On accède à Suzhou par un magnifique parc industriel. Rien à voir avec nos espaces nord-américains où ne poussent que des édifices aux murs aveugles, des parkings, des entrepôts miteux, et qui n'ont de 'parc' que le nom. Ici, les arbres, les fleurs, les haies abondent, jouxtées de sculptures modernes. Un panneau, à l'entrée de la ville, indique qu'il est interdit de klaxonner... Le règlement n'est pas rigoureusement respecté, mais il freine les plus fougueux. Suzhou nous plaît d'emblée. Serions-nous un brin chauvins ? Sophie, qui accompagnait récemment l'ex-maire de Montréal, Pierre Bourque, dans ses visites de plusieurs villes chinoises, confirme la contribution québécoise à la formation d'architectes paysagers de Suzhou. Compte tenu des résultats, il semble bien que l'élève ait dépassé le maître.
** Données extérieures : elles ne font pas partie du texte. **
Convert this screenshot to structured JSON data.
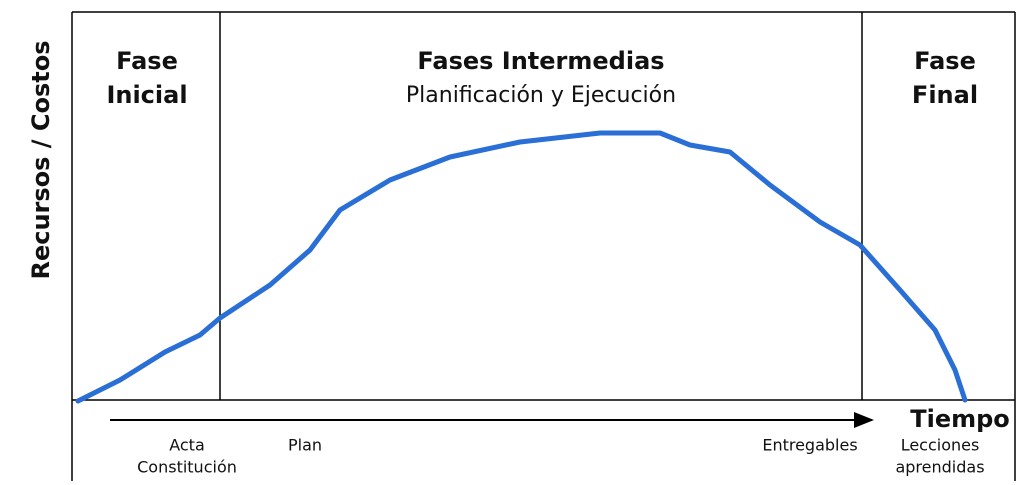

Le verdict est unanime : c'est bien plus beau ici !

La Venise jaune

Suzhou doit sa renommée aux nombreux canaux qui la sillonnent (on l'appelle la 'Venise jaune') et à ses magnifiques jardins. Les plus anciens datent de la dynastie des Song, il y a plus de 2 500 ans. Les plus célèbres - le Jardin de l'humble administrateur, le Jardin de l'harmonie et le Jardin du maître des filets - ont conservé les éléments architecturaux et paysagers d'origine : un bassin central qu'enjambent des ponts en bois ou en pierre, des canaux, des étangs bordés de saules pleureurs, de nombreux pavillons, des sculptures, d'étranges rochers modelés par l'érosion marine... Pas de clic clac (hélas), mais une autre image glanée sur le Net. Je n'aurais pas fait mieux !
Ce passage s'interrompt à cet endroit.